Air Canada cessera d’offrir des prévisions sur sa consommation de trésorerie.

« Nous interprétons cela positivement puisque l’entreprise estime qu’elle a les reins assez solides […] pour cesser de divulguer cette information à chaque trimestre », a souligné l’analyste Walter Spracklin, de RBC Marchés des capitaux, dans une note.

Pour accélérer la reprise

S’il s’est félicité des récents assouplissements sanitaires, M. Rousseau croit qu’Ottawa devrait aller encore plus loin en mettant fin à l’obligation, pour les voyageurs, de subir un test de dépistage.

« Nous estimons qu’avec les politiques mises en place et les taux de vaccination élevés au sein de la population, le test de dépistage avant le départ n’est pas nécessaire, a-t-il fait remarquer. Nous allons plaider en faveur de son élimination. »

Pour entrer au pays par la voie des airs, les passagers doivent subir un test de dépistage dans les 72 heures avant leur retour. Cette mesure, d’après le grand patron d’Air Canada et d’autres acteurs de l’industrie, décourage certains voyageurs en raison du coût de ces tests.

L’abolition de cette exigence stimulerait la demande, selon M. Rousseau, qui est cependant incapable d’en chiffrer l’impact.

« Premièrement, nous ne pensons pas que cela soit nécessaire du point de vue de la sécurité, a-t-il dit en réponse à la question d’un analyste. Nous pensons que cela aiderait, mais nous n’avons tout simplement pas d’estimation quant à l’impact. »

Jusqu’à présent, la reprise de la demande s’observe essentiellement dans le créneau touristique, notamment dans le marché des destinations soleil, mais la clientèle d’affaires se fait toujours attendre.

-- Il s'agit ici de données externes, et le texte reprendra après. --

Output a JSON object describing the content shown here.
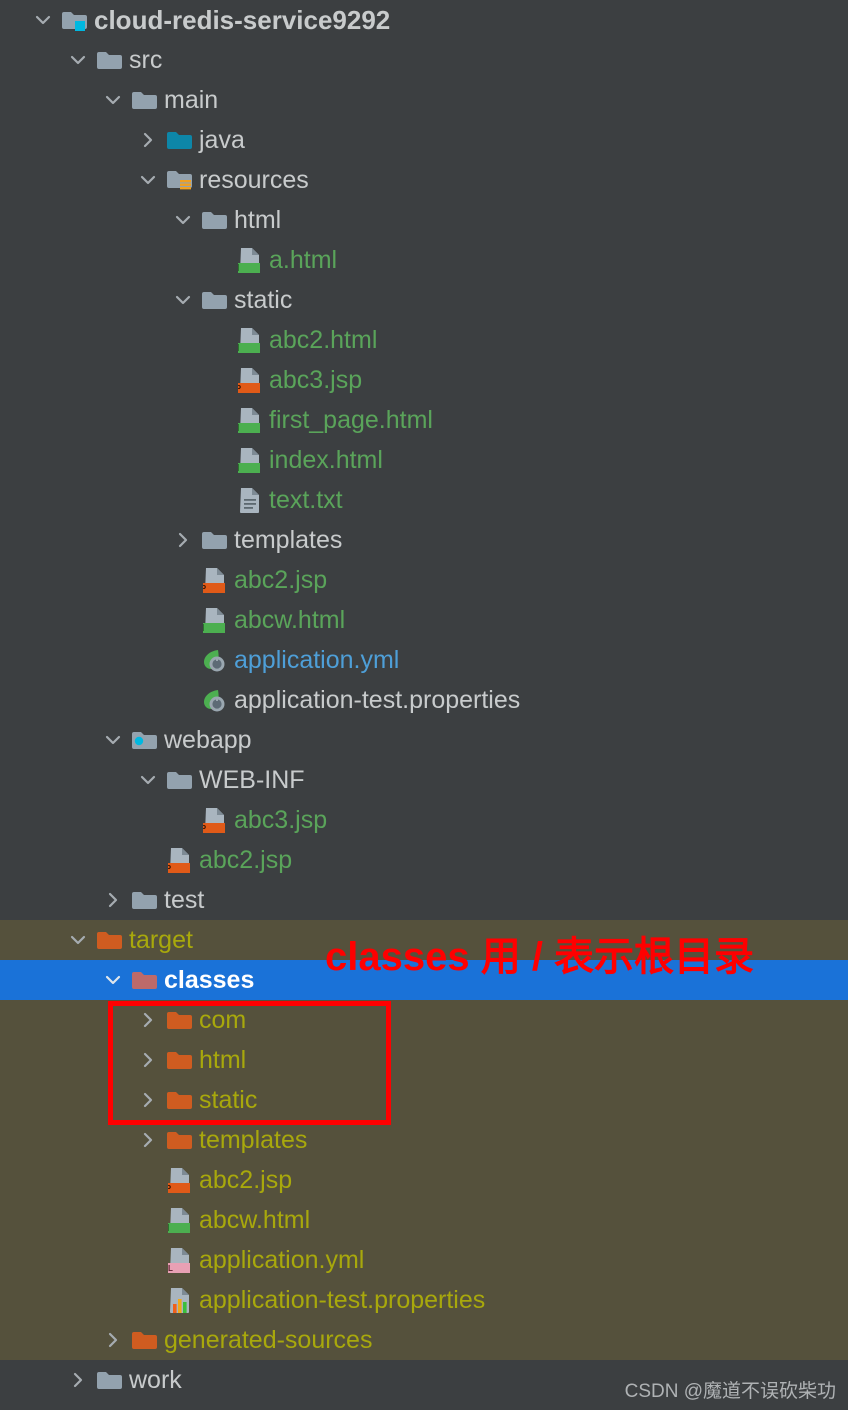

La vice-présidente générale et chef des affaires commerciales Lucie Guillemette anticipe un rééquilibrage l’an prochain.

« Nous avons bon espoir qu’il y aura un retour dans les bureaux en 2022, ce qui devrait stimuler les voyages d’affaires, a-t-elle dit. Mais sans aucun doute, ce segment accuse un certain retard. »

Air Canada prévoit augmenter sa capacité d’environ 135 % au cours des trois derniers mois de son année financière par rapport à il y a un an, puisqu’elle continue d’ajouter des destinations.

Par rapport au quatrième trimestre de 2019, cette capacité sera toutefois inférieure de 47 %.

Employés non vaccinés suspendus

Plus de 800 employés d’Air Canada sont actuellement suspendus sans solde puisqu’ils ne sont pas adéquatement vaccinés. En vertu des règles décrétées par le gouvernement Trudeau, les employés des compagnies aériennes devaient avoir reçu leurs deux doses de vaccin en date du 30 septembre pour éviter une mise à pied ou un éventuel licenciement. Plus de 96 % des quelque 27 000 salariés d’Air Canada ont reçu leurs deux doses de vaccin. Chez Transat A. T., 18 employés sont en « suspension administrative », a fait savoir son porte-parole Christophe Hennebelle. L’effectif du voyagiste est d’environ 2700 personnes. Selon les informations rapportées par le Globe and Mail, près de 300 des 7300 travailleurs de WestJet ne sont pas adéquatement vaccinés.